If you haven’t negotiated a raise in a while, here are some tips to help you out.
First, start small. You don’t necessarily have to ask for 10% more — you can start with 5%.
Second, keep your expectations low. Don’t ask for too much because you’ll probably end up disappointed.
Third, know your worth. Ask around to see what others in your industry are making.
Fourth, prepare for rejection. If you’re rejected for a raise, don’t take it personally. Instead, use the information you gathered to negotiate next time.
Finally, remember that you aren’t alone. Many employees struggle with negotiating raises, so talk to your coworkers and peers. They can give you advice on how to approach your boss and what to say during negotiations.
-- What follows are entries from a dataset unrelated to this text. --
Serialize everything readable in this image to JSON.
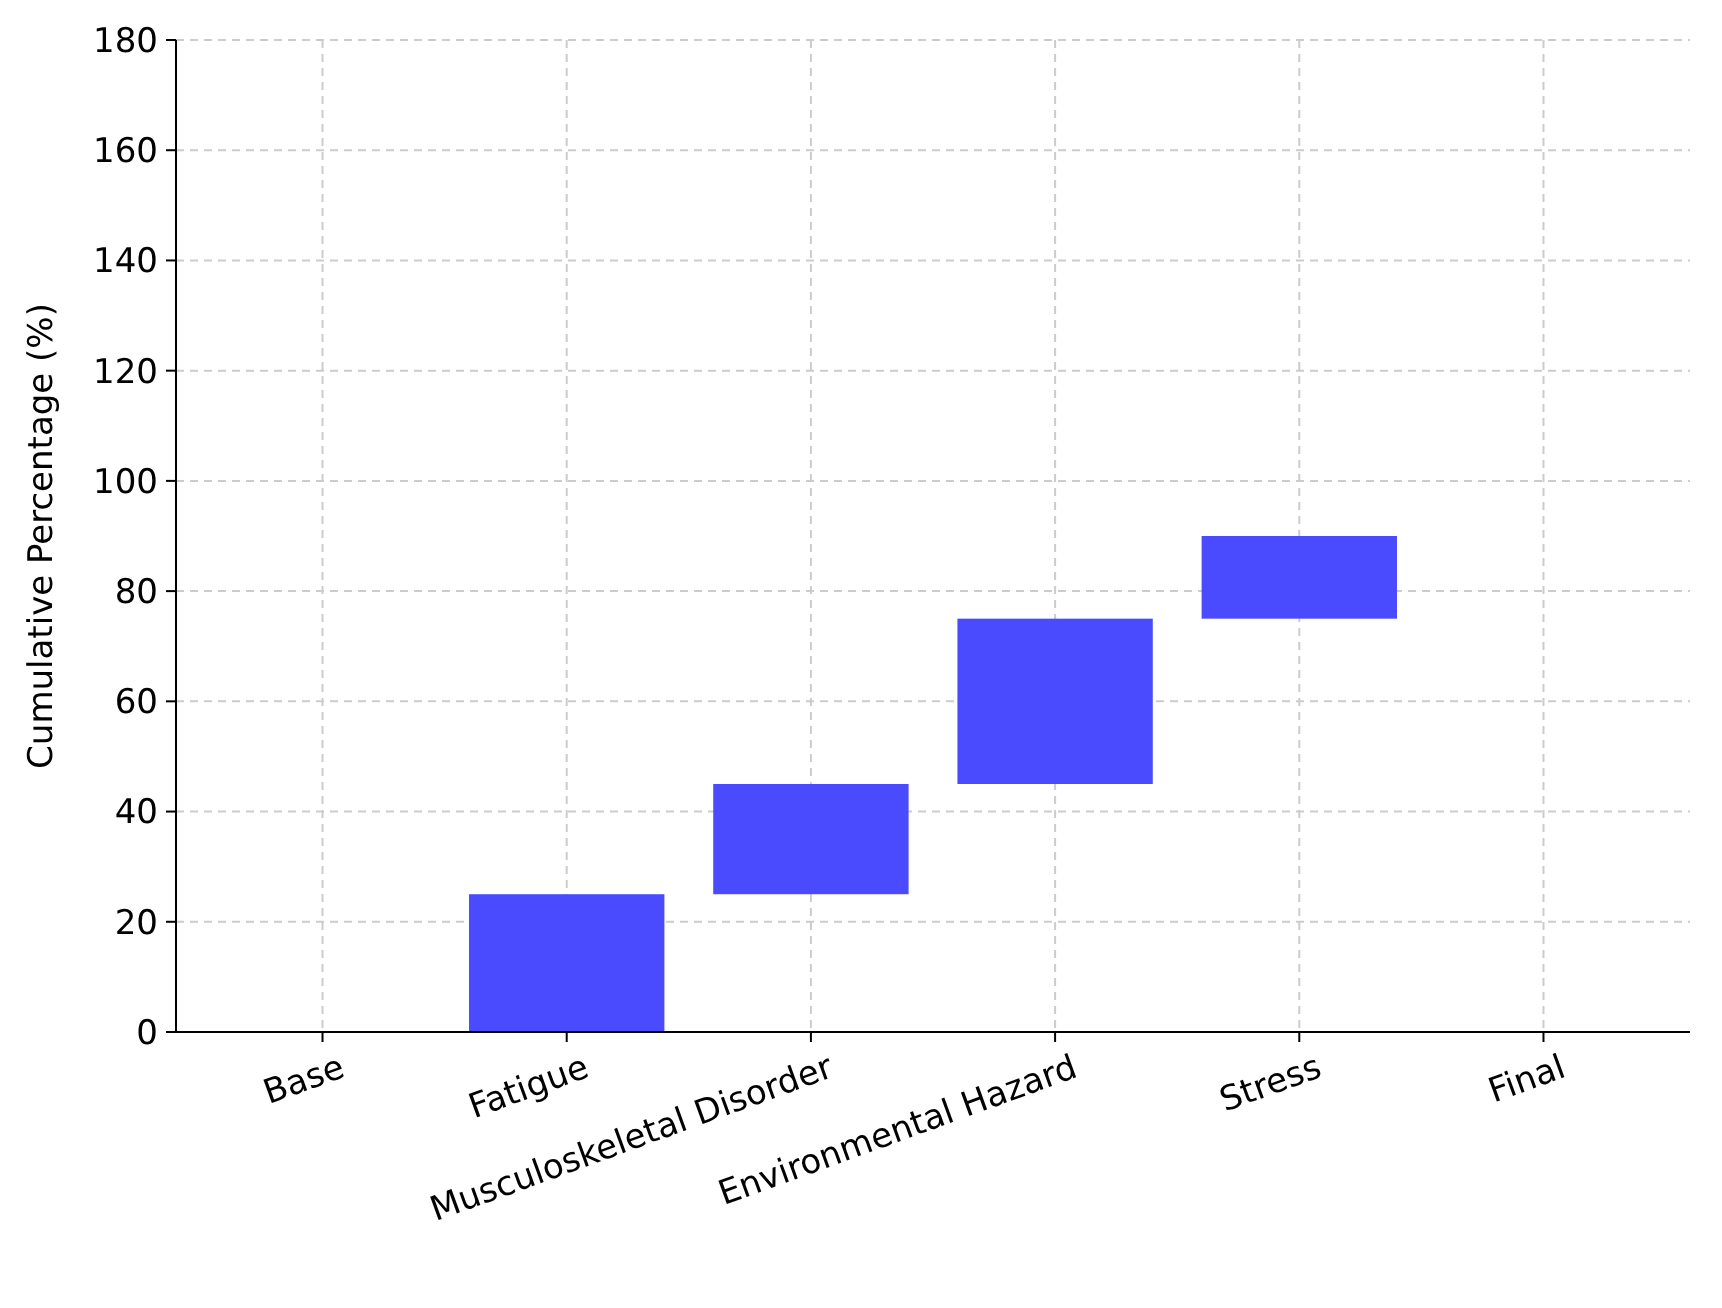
{
  "chart_data": {
    "type": "bar",
    "ylabel": "Cumulative Percentage (%)",
    "categories": [
      "Base",
      "Fatigue",
      "Musculoskeletal Disorder",
      "Environmental Hazard",
      "Stress",
      "Final"
    ],
    "values": [
      null,
      25,
      20,
      30,
      15,
      null
    ],
    "base": [
      null,
      0,
      25,
      45,
      75,
      null
    ],
    "color": "#4a4aff",
    "ylim": [
      0,
      180
    ],
    "yticks": [
      0,
      20,
      40,
      60,
      80,
      100,
      120,
      140,
      160,
      180
    ],
    "grid": true
  }
}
Financial independence is about having enough cash to live comfortably without worrying about how much money you have left over each month. Many people are afraid of saving because they don’t want to miss out on spending money.
But there’s no reason why you shouldn’t start saving early. You’ll never regret it later. There’s no magic number of dollars that you need to retire on; it depends on your personal situation.
If you’re young and single, you might need less than $50,000 per year. If you’re older and married, you could spend up to $150,000 per year.
If you’re starting off early, consider investing in index funds. They’re low cost and offer diversification across many stocks.
You won’t make a lot of money, but you’ll avoid losing money too. Consider putting away 10% of your income into a 401(k), Roth IRA, or regular savings account.
In conclusion, personal finance is like any other skill: practice makes perfect, and if you put in the work now, you’ll reap the rewards later. Start using the tips and strategies you learned in this article today and watch your financial future grow brighter than ever before.